What can I tell you from being on the ground here in Philly? First, there is no shortage of Penn students for Obama. They are everywhere.

And second, in an unscientific poll of my household, I can report receiving six reminders from Obama’s campaign to vote (three of which were personalized calls), and zero from the Clinton campaign. Initially I inferred that this told me something about the relative strength of the two campaigns. But then I thought harder about the data the two campaigns have.

My neighborhood is full of U. Penn. profs and others who have sipped more than their fair share of lattes — the type that have been very good to Obama in previous primaries.
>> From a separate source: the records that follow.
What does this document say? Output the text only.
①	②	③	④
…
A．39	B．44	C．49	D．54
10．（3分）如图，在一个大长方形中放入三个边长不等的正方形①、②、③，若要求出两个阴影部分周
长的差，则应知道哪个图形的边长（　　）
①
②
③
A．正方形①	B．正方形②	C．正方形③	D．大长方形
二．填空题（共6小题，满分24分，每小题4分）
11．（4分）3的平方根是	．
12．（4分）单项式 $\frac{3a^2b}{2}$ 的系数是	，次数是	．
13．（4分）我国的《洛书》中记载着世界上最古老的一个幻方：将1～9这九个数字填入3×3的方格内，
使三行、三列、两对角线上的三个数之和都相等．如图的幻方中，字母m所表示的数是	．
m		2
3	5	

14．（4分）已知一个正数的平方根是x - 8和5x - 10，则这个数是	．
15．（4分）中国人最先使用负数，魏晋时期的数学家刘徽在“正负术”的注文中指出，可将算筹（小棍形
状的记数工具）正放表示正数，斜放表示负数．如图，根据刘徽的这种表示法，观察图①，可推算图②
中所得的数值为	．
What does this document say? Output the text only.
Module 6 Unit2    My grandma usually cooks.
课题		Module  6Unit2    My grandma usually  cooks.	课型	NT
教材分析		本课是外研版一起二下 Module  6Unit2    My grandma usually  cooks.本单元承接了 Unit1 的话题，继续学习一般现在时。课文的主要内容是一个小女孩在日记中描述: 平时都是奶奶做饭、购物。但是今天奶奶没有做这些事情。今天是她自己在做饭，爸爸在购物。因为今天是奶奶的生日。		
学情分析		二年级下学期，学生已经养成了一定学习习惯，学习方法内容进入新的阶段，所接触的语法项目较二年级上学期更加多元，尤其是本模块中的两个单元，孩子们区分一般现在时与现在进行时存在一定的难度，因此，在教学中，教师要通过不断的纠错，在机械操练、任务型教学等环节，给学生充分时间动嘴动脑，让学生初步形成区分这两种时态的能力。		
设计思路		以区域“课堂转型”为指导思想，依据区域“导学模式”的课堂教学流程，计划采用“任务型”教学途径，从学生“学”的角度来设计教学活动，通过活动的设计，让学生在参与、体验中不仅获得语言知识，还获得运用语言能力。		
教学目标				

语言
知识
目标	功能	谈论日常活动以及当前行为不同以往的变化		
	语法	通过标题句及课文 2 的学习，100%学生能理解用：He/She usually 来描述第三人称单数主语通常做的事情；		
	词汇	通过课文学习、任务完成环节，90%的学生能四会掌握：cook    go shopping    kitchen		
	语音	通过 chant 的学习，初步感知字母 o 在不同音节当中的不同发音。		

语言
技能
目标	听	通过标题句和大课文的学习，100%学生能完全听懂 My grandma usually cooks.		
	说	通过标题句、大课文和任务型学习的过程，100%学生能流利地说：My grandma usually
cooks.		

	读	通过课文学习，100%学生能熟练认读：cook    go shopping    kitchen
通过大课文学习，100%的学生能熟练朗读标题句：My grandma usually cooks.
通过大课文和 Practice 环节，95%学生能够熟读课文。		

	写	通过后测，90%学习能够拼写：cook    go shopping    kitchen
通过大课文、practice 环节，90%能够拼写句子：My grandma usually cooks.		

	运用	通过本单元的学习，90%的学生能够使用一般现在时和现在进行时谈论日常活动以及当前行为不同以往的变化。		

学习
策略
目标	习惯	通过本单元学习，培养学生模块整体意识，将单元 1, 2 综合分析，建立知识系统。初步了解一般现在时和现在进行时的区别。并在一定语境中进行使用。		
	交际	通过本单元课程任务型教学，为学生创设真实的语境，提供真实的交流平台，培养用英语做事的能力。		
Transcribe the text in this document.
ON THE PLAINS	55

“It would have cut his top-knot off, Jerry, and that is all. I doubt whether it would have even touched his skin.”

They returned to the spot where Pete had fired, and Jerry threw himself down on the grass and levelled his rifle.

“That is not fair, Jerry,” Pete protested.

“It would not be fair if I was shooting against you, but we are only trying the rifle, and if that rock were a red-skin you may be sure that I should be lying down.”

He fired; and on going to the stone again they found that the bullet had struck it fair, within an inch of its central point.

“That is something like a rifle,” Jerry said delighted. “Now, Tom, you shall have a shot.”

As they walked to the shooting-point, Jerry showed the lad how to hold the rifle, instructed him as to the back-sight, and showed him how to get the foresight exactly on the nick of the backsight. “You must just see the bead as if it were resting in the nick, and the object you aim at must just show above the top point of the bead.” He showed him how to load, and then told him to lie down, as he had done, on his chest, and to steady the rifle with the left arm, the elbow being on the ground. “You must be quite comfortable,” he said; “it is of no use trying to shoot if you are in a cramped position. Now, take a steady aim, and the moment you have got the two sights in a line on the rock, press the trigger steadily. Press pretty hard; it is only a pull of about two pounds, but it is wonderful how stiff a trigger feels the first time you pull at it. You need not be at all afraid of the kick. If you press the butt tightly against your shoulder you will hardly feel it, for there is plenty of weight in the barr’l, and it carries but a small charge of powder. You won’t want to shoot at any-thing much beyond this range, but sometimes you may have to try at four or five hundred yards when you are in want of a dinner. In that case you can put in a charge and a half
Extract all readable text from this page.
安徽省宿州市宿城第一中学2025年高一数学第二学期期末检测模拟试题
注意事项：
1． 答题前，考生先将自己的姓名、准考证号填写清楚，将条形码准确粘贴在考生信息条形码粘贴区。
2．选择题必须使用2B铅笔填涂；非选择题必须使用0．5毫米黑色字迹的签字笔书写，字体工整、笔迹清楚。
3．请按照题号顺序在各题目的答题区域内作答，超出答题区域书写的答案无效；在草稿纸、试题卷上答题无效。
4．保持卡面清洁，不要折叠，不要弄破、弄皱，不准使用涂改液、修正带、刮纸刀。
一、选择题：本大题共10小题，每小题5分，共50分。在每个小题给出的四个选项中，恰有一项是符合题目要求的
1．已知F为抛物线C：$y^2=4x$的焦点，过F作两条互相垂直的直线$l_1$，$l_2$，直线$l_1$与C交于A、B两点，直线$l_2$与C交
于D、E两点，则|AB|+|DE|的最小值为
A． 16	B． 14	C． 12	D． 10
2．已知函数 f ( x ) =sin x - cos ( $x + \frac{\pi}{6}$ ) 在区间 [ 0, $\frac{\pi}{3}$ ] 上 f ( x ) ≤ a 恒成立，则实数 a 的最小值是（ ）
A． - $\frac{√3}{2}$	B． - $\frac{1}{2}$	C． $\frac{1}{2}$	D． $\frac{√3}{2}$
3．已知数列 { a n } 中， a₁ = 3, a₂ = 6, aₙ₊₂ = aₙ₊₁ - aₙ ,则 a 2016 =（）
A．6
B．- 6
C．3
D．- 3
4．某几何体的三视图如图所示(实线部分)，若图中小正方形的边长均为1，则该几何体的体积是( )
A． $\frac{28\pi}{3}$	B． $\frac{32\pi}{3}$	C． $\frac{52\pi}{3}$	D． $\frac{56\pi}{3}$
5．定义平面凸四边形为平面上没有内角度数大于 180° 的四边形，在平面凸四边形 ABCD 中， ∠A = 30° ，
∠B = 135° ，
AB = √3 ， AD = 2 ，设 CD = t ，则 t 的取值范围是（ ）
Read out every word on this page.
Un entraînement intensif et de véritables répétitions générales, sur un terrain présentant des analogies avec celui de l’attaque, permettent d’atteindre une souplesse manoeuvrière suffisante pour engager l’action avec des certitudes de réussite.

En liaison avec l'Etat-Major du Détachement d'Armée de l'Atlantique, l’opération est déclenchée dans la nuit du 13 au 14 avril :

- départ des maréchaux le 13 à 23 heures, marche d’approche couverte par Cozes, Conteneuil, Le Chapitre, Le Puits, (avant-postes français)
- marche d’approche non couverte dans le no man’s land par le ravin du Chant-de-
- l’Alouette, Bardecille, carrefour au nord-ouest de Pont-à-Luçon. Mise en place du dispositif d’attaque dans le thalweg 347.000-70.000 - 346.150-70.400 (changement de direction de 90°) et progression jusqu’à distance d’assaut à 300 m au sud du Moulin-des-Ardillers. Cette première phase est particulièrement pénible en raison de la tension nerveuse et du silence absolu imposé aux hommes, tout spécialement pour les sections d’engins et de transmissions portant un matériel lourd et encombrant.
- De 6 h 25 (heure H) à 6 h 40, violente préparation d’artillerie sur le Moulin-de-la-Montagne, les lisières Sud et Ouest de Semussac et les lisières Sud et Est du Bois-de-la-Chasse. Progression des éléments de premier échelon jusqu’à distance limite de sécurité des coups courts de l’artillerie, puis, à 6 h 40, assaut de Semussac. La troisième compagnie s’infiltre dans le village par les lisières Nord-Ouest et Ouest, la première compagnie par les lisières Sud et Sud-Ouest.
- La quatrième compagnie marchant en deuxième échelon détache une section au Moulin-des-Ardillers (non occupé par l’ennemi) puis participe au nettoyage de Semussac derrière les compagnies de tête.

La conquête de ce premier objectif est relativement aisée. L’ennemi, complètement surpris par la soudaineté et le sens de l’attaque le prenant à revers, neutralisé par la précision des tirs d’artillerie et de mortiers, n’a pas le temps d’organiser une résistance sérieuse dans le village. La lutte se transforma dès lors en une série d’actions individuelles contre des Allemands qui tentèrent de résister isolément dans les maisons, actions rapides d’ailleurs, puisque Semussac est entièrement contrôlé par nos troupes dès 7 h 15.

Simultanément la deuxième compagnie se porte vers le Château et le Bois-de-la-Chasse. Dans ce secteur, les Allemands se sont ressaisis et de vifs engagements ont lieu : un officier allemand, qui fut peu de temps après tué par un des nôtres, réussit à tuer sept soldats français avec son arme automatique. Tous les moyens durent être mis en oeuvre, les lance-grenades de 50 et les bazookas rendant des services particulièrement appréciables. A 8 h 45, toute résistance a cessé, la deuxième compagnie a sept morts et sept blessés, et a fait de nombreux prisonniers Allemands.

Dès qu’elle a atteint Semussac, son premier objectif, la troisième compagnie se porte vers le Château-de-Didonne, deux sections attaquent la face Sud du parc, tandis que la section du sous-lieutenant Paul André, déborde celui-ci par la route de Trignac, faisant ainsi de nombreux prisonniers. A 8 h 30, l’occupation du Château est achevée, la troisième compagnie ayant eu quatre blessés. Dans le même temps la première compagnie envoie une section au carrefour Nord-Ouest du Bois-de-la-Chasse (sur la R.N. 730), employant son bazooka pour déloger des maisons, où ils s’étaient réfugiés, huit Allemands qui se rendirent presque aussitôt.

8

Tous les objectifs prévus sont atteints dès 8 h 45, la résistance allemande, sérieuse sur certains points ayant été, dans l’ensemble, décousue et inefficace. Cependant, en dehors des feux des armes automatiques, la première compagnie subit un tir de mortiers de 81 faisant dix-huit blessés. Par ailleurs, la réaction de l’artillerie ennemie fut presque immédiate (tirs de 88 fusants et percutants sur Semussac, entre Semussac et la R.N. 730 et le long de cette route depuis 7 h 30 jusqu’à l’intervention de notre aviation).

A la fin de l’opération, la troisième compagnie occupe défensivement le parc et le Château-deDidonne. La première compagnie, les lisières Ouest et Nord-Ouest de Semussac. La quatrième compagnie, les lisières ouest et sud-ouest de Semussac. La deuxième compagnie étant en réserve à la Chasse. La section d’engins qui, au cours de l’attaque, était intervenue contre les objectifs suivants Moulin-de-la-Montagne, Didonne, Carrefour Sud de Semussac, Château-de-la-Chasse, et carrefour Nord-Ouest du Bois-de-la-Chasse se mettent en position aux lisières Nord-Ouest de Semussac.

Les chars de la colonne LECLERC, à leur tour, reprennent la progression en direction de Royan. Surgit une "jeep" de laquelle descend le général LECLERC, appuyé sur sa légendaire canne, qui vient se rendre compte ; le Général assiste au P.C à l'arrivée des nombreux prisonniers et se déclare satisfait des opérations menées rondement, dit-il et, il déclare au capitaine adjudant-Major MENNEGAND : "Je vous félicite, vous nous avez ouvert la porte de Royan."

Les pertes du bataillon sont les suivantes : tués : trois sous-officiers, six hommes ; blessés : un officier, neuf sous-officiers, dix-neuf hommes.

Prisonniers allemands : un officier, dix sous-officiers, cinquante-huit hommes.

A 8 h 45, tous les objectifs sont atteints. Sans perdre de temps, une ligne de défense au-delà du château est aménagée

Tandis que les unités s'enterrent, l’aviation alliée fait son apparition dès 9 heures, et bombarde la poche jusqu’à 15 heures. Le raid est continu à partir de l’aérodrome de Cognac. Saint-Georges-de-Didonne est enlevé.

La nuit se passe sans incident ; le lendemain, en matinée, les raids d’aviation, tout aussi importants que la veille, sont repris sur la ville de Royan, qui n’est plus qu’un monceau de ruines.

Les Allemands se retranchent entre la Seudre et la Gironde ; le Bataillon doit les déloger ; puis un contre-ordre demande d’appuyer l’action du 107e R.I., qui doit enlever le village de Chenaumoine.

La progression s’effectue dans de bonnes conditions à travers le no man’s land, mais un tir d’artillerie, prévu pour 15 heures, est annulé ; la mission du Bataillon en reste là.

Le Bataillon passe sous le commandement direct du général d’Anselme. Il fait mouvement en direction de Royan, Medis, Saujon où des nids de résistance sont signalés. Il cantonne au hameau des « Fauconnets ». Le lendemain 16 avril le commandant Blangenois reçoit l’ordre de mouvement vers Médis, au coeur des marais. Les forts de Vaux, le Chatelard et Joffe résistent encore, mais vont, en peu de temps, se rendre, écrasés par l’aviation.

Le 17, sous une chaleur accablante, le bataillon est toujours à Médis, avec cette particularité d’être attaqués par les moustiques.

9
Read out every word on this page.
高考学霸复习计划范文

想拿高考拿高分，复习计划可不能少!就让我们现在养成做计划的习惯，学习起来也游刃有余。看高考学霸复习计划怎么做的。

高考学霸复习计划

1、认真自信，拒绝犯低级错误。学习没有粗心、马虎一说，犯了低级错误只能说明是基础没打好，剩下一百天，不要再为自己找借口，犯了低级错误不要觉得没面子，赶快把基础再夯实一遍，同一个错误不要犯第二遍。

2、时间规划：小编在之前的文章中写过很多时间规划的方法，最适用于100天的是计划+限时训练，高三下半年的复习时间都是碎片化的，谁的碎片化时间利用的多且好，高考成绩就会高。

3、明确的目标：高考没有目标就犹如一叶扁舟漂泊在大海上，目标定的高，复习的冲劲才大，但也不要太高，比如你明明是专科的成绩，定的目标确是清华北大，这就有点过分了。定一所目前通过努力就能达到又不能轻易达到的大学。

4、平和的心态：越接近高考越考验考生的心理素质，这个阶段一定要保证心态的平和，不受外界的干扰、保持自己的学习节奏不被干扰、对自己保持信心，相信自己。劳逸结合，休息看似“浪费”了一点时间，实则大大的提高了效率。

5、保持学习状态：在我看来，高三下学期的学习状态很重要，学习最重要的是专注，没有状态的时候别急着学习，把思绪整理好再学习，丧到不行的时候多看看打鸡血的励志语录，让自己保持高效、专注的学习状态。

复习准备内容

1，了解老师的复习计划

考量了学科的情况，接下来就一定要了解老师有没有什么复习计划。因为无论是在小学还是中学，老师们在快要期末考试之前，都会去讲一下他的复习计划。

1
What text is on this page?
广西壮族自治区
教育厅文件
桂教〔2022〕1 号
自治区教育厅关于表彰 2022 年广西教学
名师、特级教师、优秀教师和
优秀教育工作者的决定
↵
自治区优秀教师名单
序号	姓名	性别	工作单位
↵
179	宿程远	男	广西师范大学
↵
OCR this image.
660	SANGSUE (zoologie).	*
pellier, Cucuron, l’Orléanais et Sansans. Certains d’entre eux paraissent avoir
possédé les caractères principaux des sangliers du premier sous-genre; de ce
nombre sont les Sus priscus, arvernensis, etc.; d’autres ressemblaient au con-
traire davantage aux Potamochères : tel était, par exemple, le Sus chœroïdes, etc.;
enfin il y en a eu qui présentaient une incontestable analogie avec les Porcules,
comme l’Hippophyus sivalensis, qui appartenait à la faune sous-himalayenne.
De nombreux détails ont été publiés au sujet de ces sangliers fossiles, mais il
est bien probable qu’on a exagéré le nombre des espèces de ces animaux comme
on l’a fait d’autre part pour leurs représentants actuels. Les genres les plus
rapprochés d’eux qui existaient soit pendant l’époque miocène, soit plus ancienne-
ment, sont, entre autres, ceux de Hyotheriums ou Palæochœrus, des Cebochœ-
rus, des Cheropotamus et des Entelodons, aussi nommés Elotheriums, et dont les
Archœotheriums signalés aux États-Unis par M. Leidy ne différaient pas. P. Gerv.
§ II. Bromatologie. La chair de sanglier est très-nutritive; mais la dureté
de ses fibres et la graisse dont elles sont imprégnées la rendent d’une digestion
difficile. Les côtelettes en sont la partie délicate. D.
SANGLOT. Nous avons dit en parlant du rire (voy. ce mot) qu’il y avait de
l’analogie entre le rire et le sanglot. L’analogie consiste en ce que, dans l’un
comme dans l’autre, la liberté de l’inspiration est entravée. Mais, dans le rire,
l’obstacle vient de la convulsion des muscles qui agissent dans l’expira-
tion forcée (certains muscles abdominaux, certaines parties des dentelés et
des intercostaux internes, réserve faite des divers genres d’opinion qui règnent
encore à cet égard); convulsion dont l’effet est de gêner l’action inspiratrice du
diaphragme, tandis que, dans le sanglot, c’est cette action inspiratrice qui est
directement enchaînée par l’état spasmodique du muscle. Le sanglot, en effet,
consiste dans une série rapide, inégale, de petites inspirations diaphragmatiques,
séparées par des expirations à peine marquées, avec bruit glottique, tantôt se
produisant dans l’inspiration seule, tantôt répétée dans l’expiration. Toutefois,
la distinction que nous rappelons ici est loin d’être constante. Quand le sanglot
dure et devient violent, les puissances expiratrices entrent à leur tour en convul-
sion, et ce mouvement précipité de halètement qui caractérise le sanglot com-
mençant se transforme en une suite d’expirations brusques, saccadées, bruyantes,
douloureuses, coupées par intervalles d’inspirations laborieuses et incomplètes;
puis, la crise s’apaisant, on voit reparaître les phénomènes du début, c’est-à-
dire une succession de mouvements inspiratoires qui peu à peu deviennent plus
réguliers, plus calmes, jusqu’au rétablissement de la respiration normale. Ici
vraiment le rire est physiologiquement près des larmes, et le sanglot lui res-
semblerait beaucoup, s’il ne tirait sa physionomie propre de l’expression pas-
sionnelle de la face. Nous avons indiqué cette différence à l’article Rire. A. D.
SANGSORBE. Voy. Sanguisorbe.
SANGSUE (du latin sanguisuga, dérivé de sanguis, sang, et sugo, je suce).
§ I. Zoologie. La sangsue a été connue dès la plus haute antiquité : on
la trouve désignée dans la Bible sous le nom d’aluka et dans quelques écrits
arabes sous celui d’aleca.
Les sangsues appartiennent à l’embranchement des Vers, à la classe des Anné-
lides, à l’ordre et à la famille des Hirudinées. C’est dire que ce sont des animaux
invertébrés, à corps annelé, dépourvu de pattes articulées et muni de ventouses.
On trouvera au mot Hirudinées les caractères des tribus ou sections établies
My guess is that this alone is enough of a marker that Obama’s team is desperate for folks on my street to vote, while Clinton would be just as happy if none of us could find the local polling station.

By the same token, our friends in the suburbs have likely been receiving reminders from Clinton, rather than Obama.

For those who are watching the count tonight, two of my superstar M.B.A. students, Matt Vogel and Matt Lattman — political and statistics gurus, respectively — have put together a very nice spreadsheet to help you track the numbers as they come in.

Their complaint with the usual television talking heads is that the usual discussion of aggregate vote shares is uninformative. For instance, a 60 percent vote share for Obama from the suburbs would be great news for him, but a 60 percent vote share from Philadelphia would be disastrous.

Continuing with this sort of analysis requires one to form a very careful baseline against which to assess county-level vote shares. And so my Matt and Matt have prepared two very useful baselines:

1) What vote shares would be expected for Clinton or Obama on the basis of the correlation between their county-level outcomes in Ohio and the age, percent black, percent renter, percent college grad, and income of county residents?

2) What vote shares were earned by Ed Rendell and Bob Casey in the 2002 Democratic gubernatorial primary? Expect Obama to do well in those places that Rendell succeeded, and Clinton’s electoral map to follow that of Bob Casey.

For the true stat-nerds and political junkies amongst us, you can download their spreadsheet here. I know I’ll have my laptop perched precariously on the couch tonight as I follow the count.